Selain mempertanyakan pihaknya yang tak diundang berdiskusi, Faiz juga menyebut tidak ada urgensi pemindahan makam pahlawan. Apalagi, berdasarkan Surat Undangan Kodam XIII/Merdeka Nomor: B/177/VII/2025 perintah pemindahan diajukan oleh Presiden RI, Prabowo Subianto, hanya secara lisan.
Selain Balai Pelestarian Kebudayaan Wilayah Sulutgo, para ahli juga tidak diundang berdiskusi. “Iya. Saya masih tunggu konfirmasi untuk pertemuan dengan Kodam,” kata Dosen Ilmu Sejarah Universitas Sam Ratulangi, Roger Allan Kembuan.
2. Tak ada urgensi

Makam Imam Bonjol dan Kyai Modjo merupakan situs Cagar Budaya Nasional yang ditetapkan dalam Keputusan Menteri Pendidikan dan Kebudayaan Republik Indonesia Nomor 266/M/2016 dan Nomor 267/M/2016, serta memiliki kedudukan lahan yang jelas. Situs Makam Kyai Modjo misalnya, sudah memiliki Sertifikat Hak Pakai Nomor 18.03.22.11.4.00006 Pemegang Hak Pemerintah Republik Indonesia CQ. Kementerian Pendidikan, Kebudayaan, Riset dan Teknologi.
Sedangkan makam Imam Bonjol berada di lahan yang dimiliki oleh keluarga Apolos Minggus, pengawal setianya yang hingga saat ini juga masih merawat makam tersebut. Meski begitu, Balai Pelestarian Kebudayaan Wilayah Sulutgo sendiri berusaha bernegosiasi dengan keluarga Apolos Minggus agar makam tersebut masuk aset pemerintah.

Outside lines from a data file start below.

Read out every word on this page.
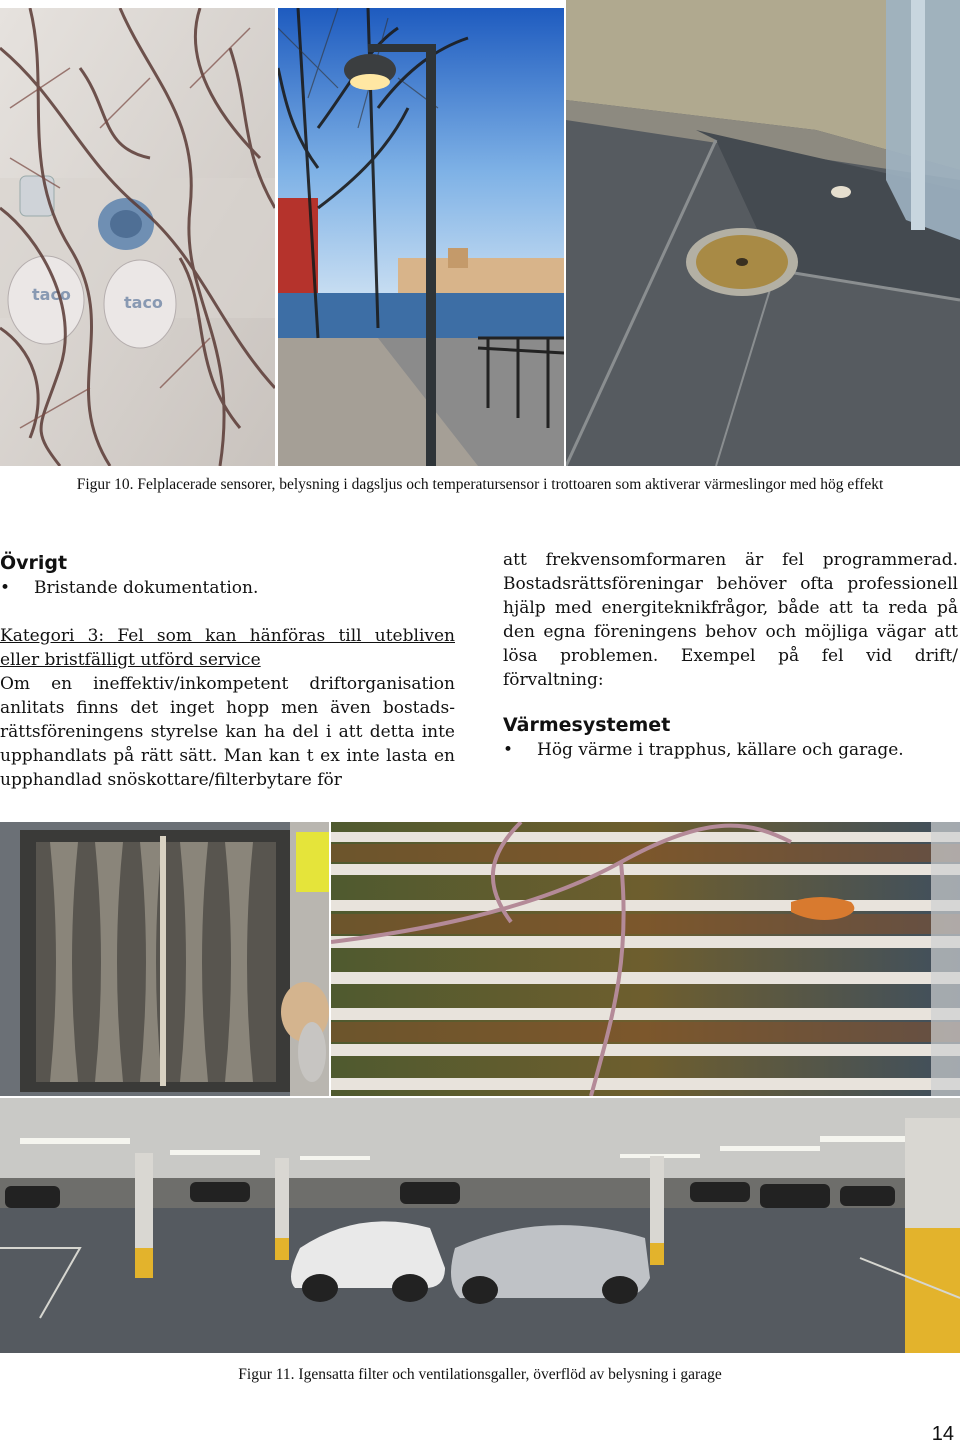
taco	taco
Figur 10. Felplacerade sensorer, belysning i dagsljus och temperatursensor i trottoaren som aktiverar värmeslingor med hög effekt
Övrigt
•	Bristande dokumentation.
Kategori 3: Fel som kan hänföras till utebliven
eller bristfälligt utförd service
Om en ineffektiv/inkompetent driftorganisation anlitats finns det inget hopp men även bostads-rättsföreningens styrelse kan ha del i att detta inte upphandlats på rätt sätt. Man kan t ex inte lasta en upphandlad snöskottare/filterbytare för
att frekvensomformaren är fel programmerad. Bostadsrättsföreningar behöver ofta professionell hjälp med energiteknikfrågor, både att ta reda på den egna föreningens behov och möjliga vägar att lösa problemen. Exempel på fel vid drift/ förvaltning:
Värmesystemet
•	Hög värme i trapphus, källare och garage.
Figur 11. Igensatta filter och ventilationsgaller, överflöd av belysning i garage
14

“Artinya dengan status lahan dan juga status Cagar Budaya Nasional secara dasar hukum, makam-makam ini statusnya dalam kondisi yang sangat aman. Artinya dia tidak terancam rusak, tidak terancam hilang. Jadi tidak ada alasan yang cukup kuat untuk memindahkan makam ini sebenarnya,” tuturnya.
3. Danrem Santiago ke Kampung Jaton

Danrem 131/Santiago, Brigjen TNI Martin Susilo Martopo Turnip, mengunjungi Kampung Jawa Tondano hari ini. Ia berdiskusi dengan warga sekitar di Masjid Agung Al-Falah Kyai Modjo.
Topik yang dibahas adalah berkaitan dengan sejarah Kampung Jaton. Ia enggan berkomentar lebih ketika disinggung soal wacana pemindahan makam dan penolakan warga sekitar.
“Saya hanya datang untuk silaturahmi, mendengarkan tentang toleransi beragama dan sejarahnya, Minahasa dengan Jawa Tondano, sehingga hal ini menjadi wawasan,” ujarnya.